8. "Chocolate on My Tongue" / The Wood Brothers
From Ways Not To Lose
Oooh, I do love these boys. Real brothers, one of them the bassist for the jazz trio Medeski Martin and Wood, the other the guitarist for the southern rock band King Johnson. This record was their first collaboration, and it's an extraordinary thing, one of my favorite new discoveries of the past couple of years.
9. "We Were Both Wrong" / Dave Edmunds
From Repeat When Necessary
Basically, this was a Rockpile record, though Dave and Nick Lowe were signed to different labels so they just had to play on each other's records. Great old rockabilly number by Bill Murray (no, not that Bill Murray). I love that slouchy rhythm, with the twangy guitar and loping bassline.

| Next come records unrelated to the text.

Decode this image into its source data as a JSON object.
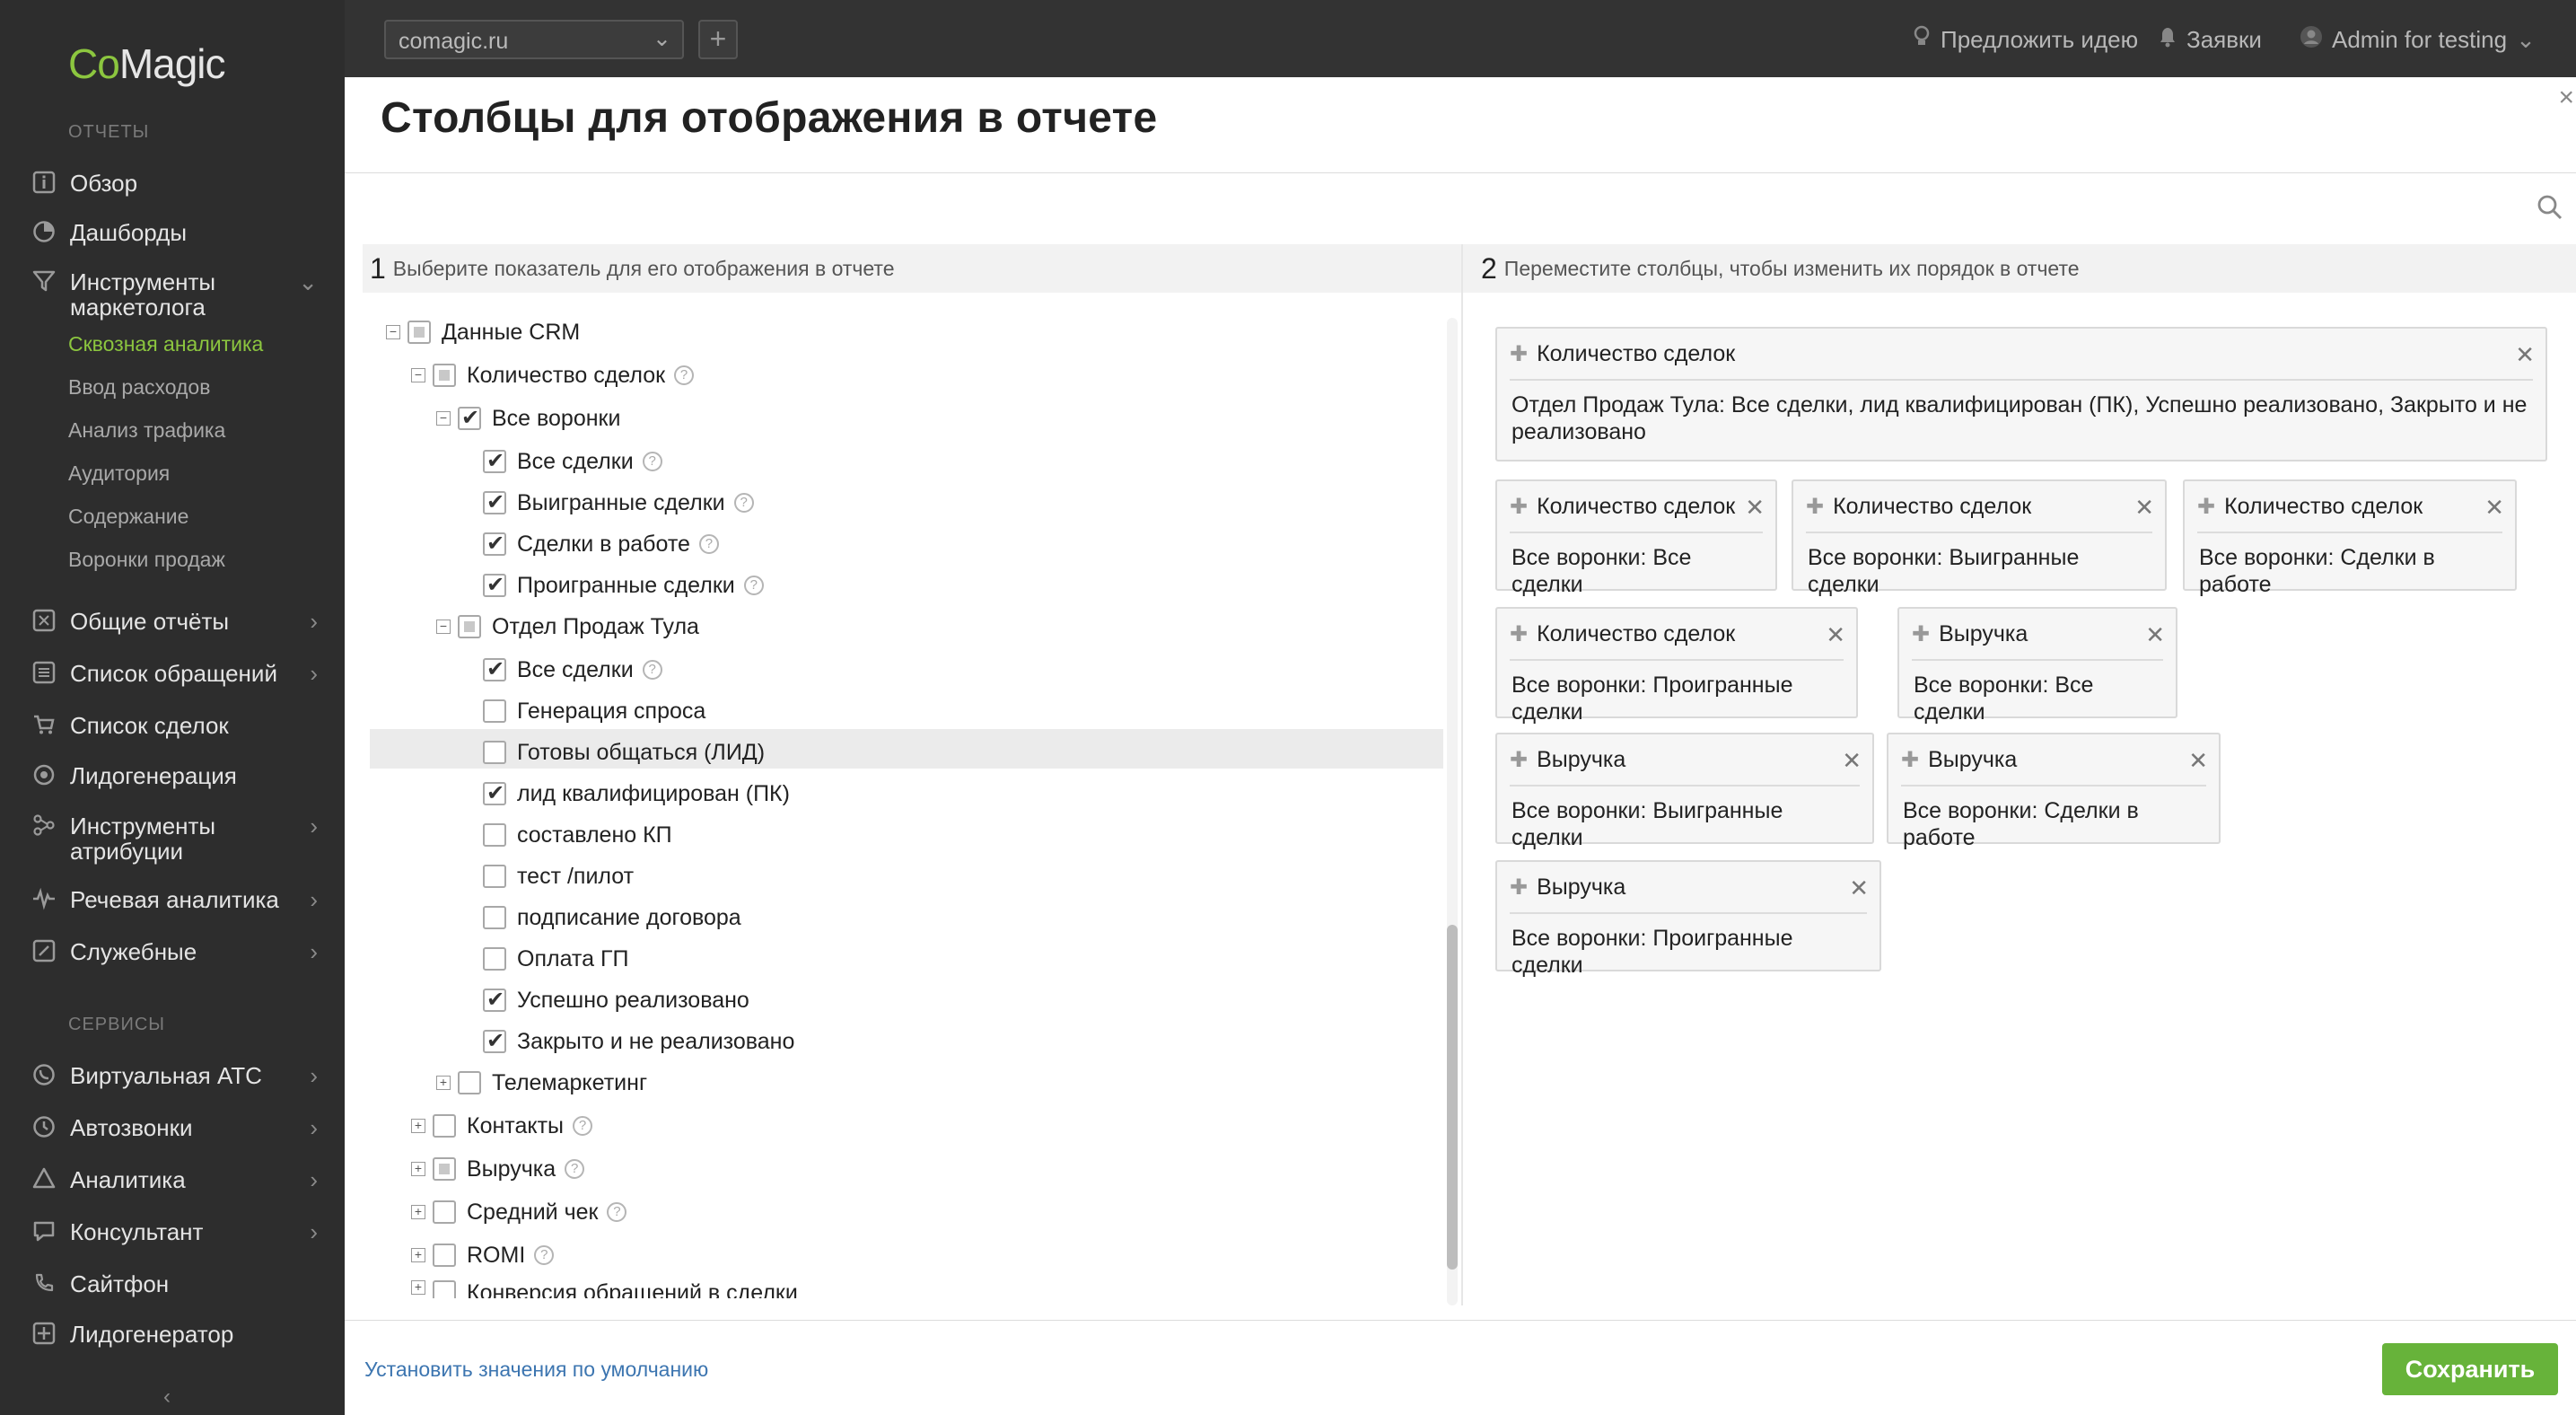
{
  "sidebar": {
    "logo_co": "Co",
    "logo_magic": "Magic",
    "section_reports": "ОТЧЕТЫ",
    "overview": "Обзор",
    "dashboards": "Дашборды",
    "marketer_tools": "Инструменты маркетолога",
    "sub_items": [
      "Сквозная аналитика",
      "Ввод расходов",
      "Анализ трафика",
      "Аудитория",
      "Содержание",
      "Воронки продаж"
    ],
    "general_reports": "Общие отчёты",
    "requests_list": "Список обращений",
    "deals_list": "Список сделок",
    "leadgen": "Лидогенерация",
    "attribution_tools": "Инструменты атрибуции",
    "speech_analytics": "Речевая аналитика",
    "service": "Служебные",
    "section_services": "СЕРВИСЫ",
    "virtual_pbx": "Виртуальная АТС",
    "autocalls": "Автозвонки",
    "analytics": "Аналитика",
    "consultant": "Консультант",
    "sitephone": "Сайтфон",
    "leadgenerator": "Лидогенератор",
    "collapse_glyph": "‹"
  },
  "topbar": {
    "site": "comagic.ru",
    "suggest_idea": "Предложить идею",
    "requests": "Заявки",
    "user": "Admin for testing"
  },
  "modal": {
    "title": "Столбцы для отображения в отчете",
    "step1_num": "1",
    "step1_text": "Выберите показатель для его отображения в отчете",
    "step2_num": "2",
    "step2_text": "Переместите столбцы, чтобы изменить их порядок в отчете",
    "reset_link": "Установить значения по умолчанию",
    "save_label": "Сохранить"
  },
  "tree": {
    "crm_data": "Данные CRM",
    "deal_count": "Количество сделок",
    "all_funnels": "Все воронки",
    "all_deals": "Все сделки",
    "won_deals": "Выигранные сделки",
    "deals_in_progress": "Сделки в работе",
    "lost_deals": "Проигранные сделки",
    "tula_dept": "Отдел Продаж Тула",
    "tula_all_deals": "Все сделки",
    "demand_gen": "Генерация спроса",
    "ready_to_talk": "Готовы общаться (ЛИД)",
    "lead_qualified": "лид квалифицирован (ПК)",
    "kp_made": "составлено КП",
    "test_pilot": "тест /пилот",
    "contract_signing": "подписание договора",
    "gp_payment": "Оплата ГП",
    "success": "Успешно реализовано",
    "closed_failed": "Закрыто и не реализовано",
    "telemarketing": "Телемаркетинг",
    "contacts": "Контакты",
    "revenue": "Выручка",
    "avg_check": "Средний чек",
    "romi": "ROMI",
    "cut_off": "Конверсия обращений в сделки"
  },
  "cards": [
    {
      "title": "Количество сделок",
      "body": "Отдел Продаж Тула: Все сделки, лид квалифицирован (ПК), Успешно реализовано, Закрыто и не реализовано"
    },
    {
      "title": "Количество сделок",
      "body": "Все воронки: Все сделки"
    },
    {
      "title": "Количество сделок",
      "body": "Все воронки: Выигранные сделки"
    },
    {
      "title": "Количество сделок",
      "body": "Все воронки: Сделки в работе"
    },
    {
      "title": "Количество сделок",
      "body": "Все воронки: Проигранные сделки"
    },
    {
      "title": "Выручка",
      "body": "Все воронки: Все сделки"
    },
    {
      "title": "Выручка",
      "body": "Все воронки: Выигранные сделки"
    },
    {
      "title": "Выручка",
      "body": "Все воронки: Сделки в работе"
    },
    {
      "title": "Выручка",
      "body": "Все воронки: Проигранные сделки"
    }
  ],
  "colors": {
    "accent_green": "#8cc63f",
    "save_green": "#67b33a",
    "link_blue": "#3c75b0",
    "sidebar_bg": "#2d2d2d",
    "topbar_bg": "#333333"
  }
}
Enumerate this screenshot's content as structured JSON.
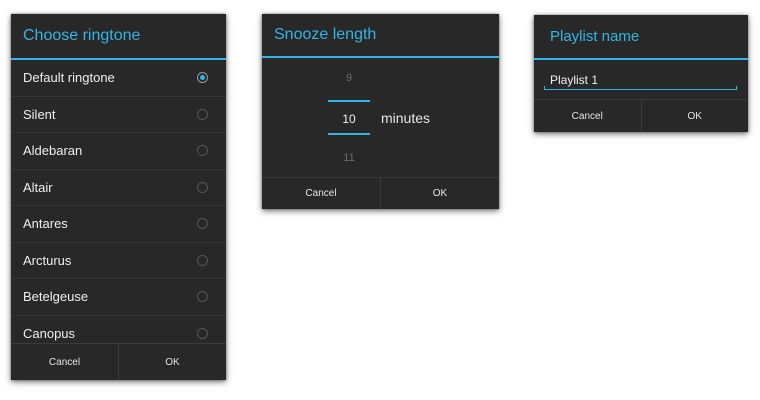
{
  "ringtone_dialog": {
    "title": "Choose ringtone",
    "items": [
      {
        "label": "Default ringtone",
        "selected": true
      },
      {
        "label": "Silent",
        "selected": false
      },
      {
        "label": "Aldebaran",
        "selected": false
      },
      {
        "label": "Altair",
        "selected": false
      },
      {
        "label": "Antares",
        "selected": false
      },
      {
        "label": "Arcturus",
        "selected": false
      },
      {
        "label": "Betelgeuse",
        "selected": false
      },
      {
        "label": "Canopus",
        "selected": false
      }
    ],
    "cancel_label": "Cancel",
    "ok_label": "OK"
  },
  "snooze_dialog": {
    "title": "Snooze length",
    "prev_value": "9",
    "current_value": "10",
    "next_value": "11",
    "unit": "minutes",
    "cancel_label": "Cancel",
    "ok_label": "OK"
  },
  "playlist_dialog": {
    "title": "Playlist name",
    "input_value": "Playlist 1",
    "cancel_label": "Cancel",
    "ok_label": "OK"
  },
  "colors": {
    "accent": "#33b5e5",
    "dialog_bg": "#282828",
    "text": "#eeeeee",
    "faded_text": "#6e6e6e"
  }
}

10. "You Don't Know Me" / Ben Folds and Regina Spektor
From Way To Normal
When this album came out last summer, this catchy little duet got tons of airplay. But it's only the tip of the iceberg -- the rest of the album is full of snarky satire and aching emotion, a winsome mix that only a songwriter as talented as Ben Folds could pull out. Anybody see him hosting that TV reality competition with the a capella groups? (I think it was called Sing Out America.) He was so smart, so focused, so kind, the complete antithesis of those tacky American Idol judges. He always seemed like a guy it would be fun to hang out with. So guys, if you're ever in a bar with Ben Folds -- well, you know the drill.